US, Brazil reach agreement to end US export subsidies for cotton
(Fibre2Fashion News, Ahmedabad, 2 October 2014) The United States and Brazil have agreed to settle their long-standing cotton dispute over U.S. agricultural export subsidies under the US Farm Bill and the USDA GSM-102 programme. As per the agreement, Brazil will relinquish all rights to countermeasures against US trade. In turn, the US will make a one-time final contribution of US$ 300 million to the Brazil Cotton Institute, or IBA. Both countries also agreed to formally terminate the cotton case at the WTO Dispute Settlement Body within 21 days. "Brazil has also agreed not to bring new WTO actions against US cotton support programs while the current US Farm Bill is in force or against agricultural export credit guarantees under the GSM-102 program as long as the program is operated consistent with the agreed terms," the US Department of Agriculture (USDA) said in a statement. [The United States currently pays around $20 billion per year to farmers in direct subsidies as "farm income stabilization" via U.S. farm bills and US$3.1 billion via the USDA GSM-102 programme.]

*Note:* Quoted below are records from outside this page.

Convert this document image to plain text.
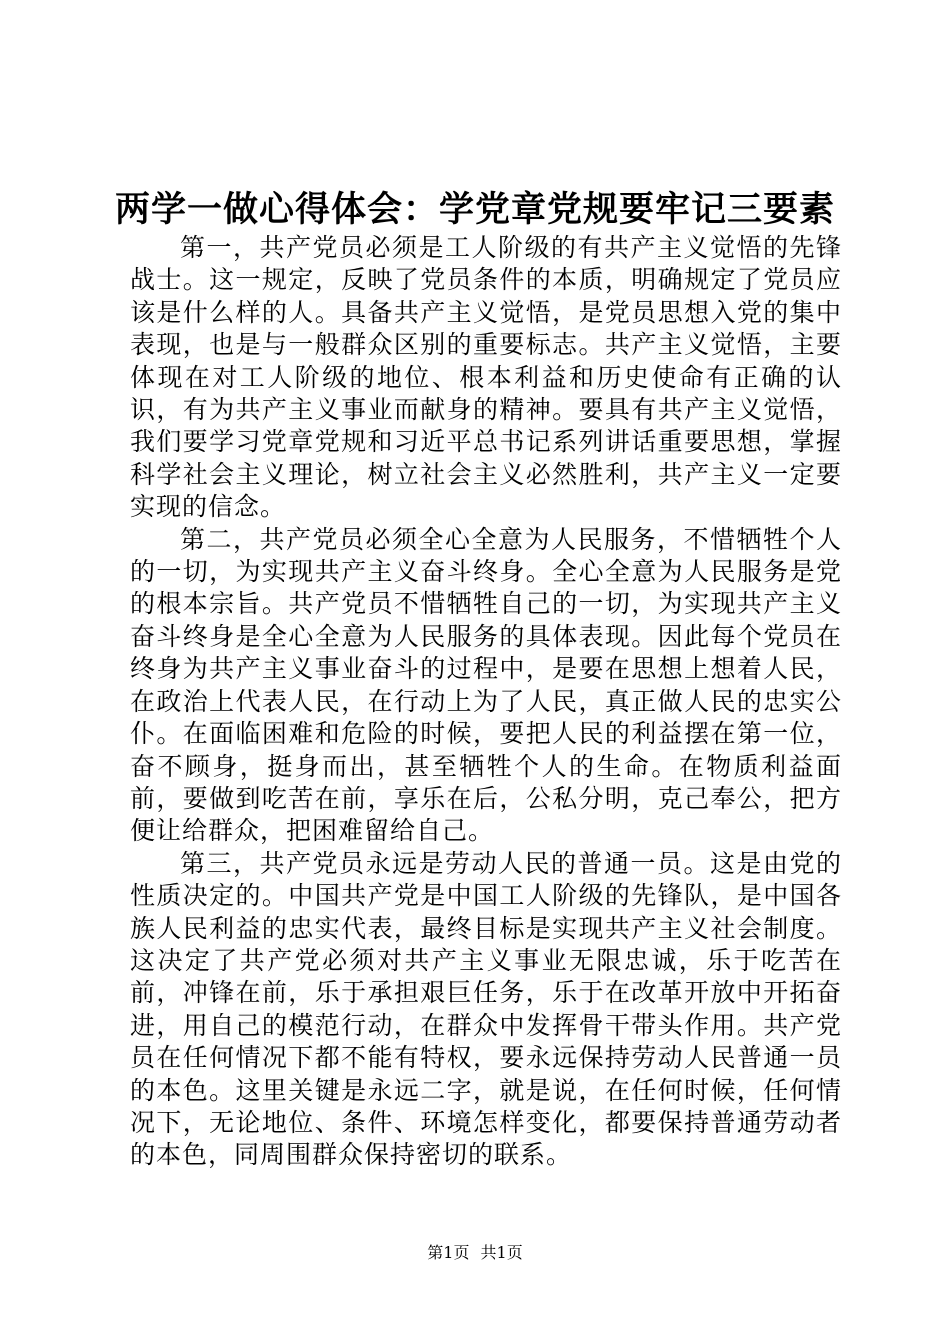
两学一做心得体会：学党章党规要牢记三要素

第一，共产党员必须是工人阶级的有共产主义觉悟的先锋战士。这一规定，反映了党员条件的本质，明确规定了党员应该是什么样的人。具备共产主义觉悟，是党员思想入党的集中表现，也是与一般群众区别的重要标志。共产主义觉悟，主要体现在对工人阶级的地位、根本利益和历史使命有正确的认识，有为共产主义事业而献身的精神。要具有共产主义觉悟，我们要学习党章党规和习近平总书记系列讲话重要思想，掌握科学社会主义理论，树立社会主义必然胜利，共产主义一定要实现的信念。

第二，共产党员必须全心全意为人民服务，不惜牺牲个人的一切，为实现共产主义奋斗终身。全心全意为人民服务是党的根本宗旨。共产党员不惜牺牲自己的一切，为实现共产主义奋斗终身是全心全意为人民服务的具体表现。因此每个党员在终身为共产主义事业奋斗的过程中，是要在思想上想着人民，在政治上代表人民，在行动上为了人民，真正做人民的忠实公仆。在面临困难和危险的时候，要把人民的利益摆在第一位，奋不顾身，挺身而出，甚至牺牲个人的生命。在物质利益面前，要做到吃苦在前，享乐在后，公私分明，克己奉公，把方便让给群众，把困难留给自己。

第三，共产党员永远是劳动人民的普通一员。这是由党的性质决定的。中国共产党是中国工人阶级的先锋队，是中国各族人民利益的忠实代表，最终目标是实现共产主义社会制度。这决定了共产党必须对共产主义事业无限忠诚，乐于吃苦在前，冲锋在前，乐于承担艰巨任务，乐于在改革开放中开拓奋进，用自己的模范行动，在群众中发挥骨干带头作用。共产党员在任何情况下都不能有特权，要永远保持劳动人民普通一员的本色。这里关键是永远二字，就是说，在任何时候，任何情况下，无论地位、条件、环境怎样变化，都要保持普通劳动者的本色，同周围群众保持密切的联系。

第1页 共1页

[Note: Article 23 of the OECD managed Arrangement on Official Export Credits states that "The Participants shall charge premium, in addition to interest charges, to cover the risk of non-repayment of export credits. The premium rates charged by the Participants shall be risk-based, shall converge and shall not be inadequate to cover long-term operating costs and losses." In 2005 a UK government study determined that their export credits received some £150 million or US$271 million per year in subsidies. Article I(j) of the WTO Agreement on Subsidies, which the Arrangement was intended to enforce on ECAs, has similar wording on subsidies.]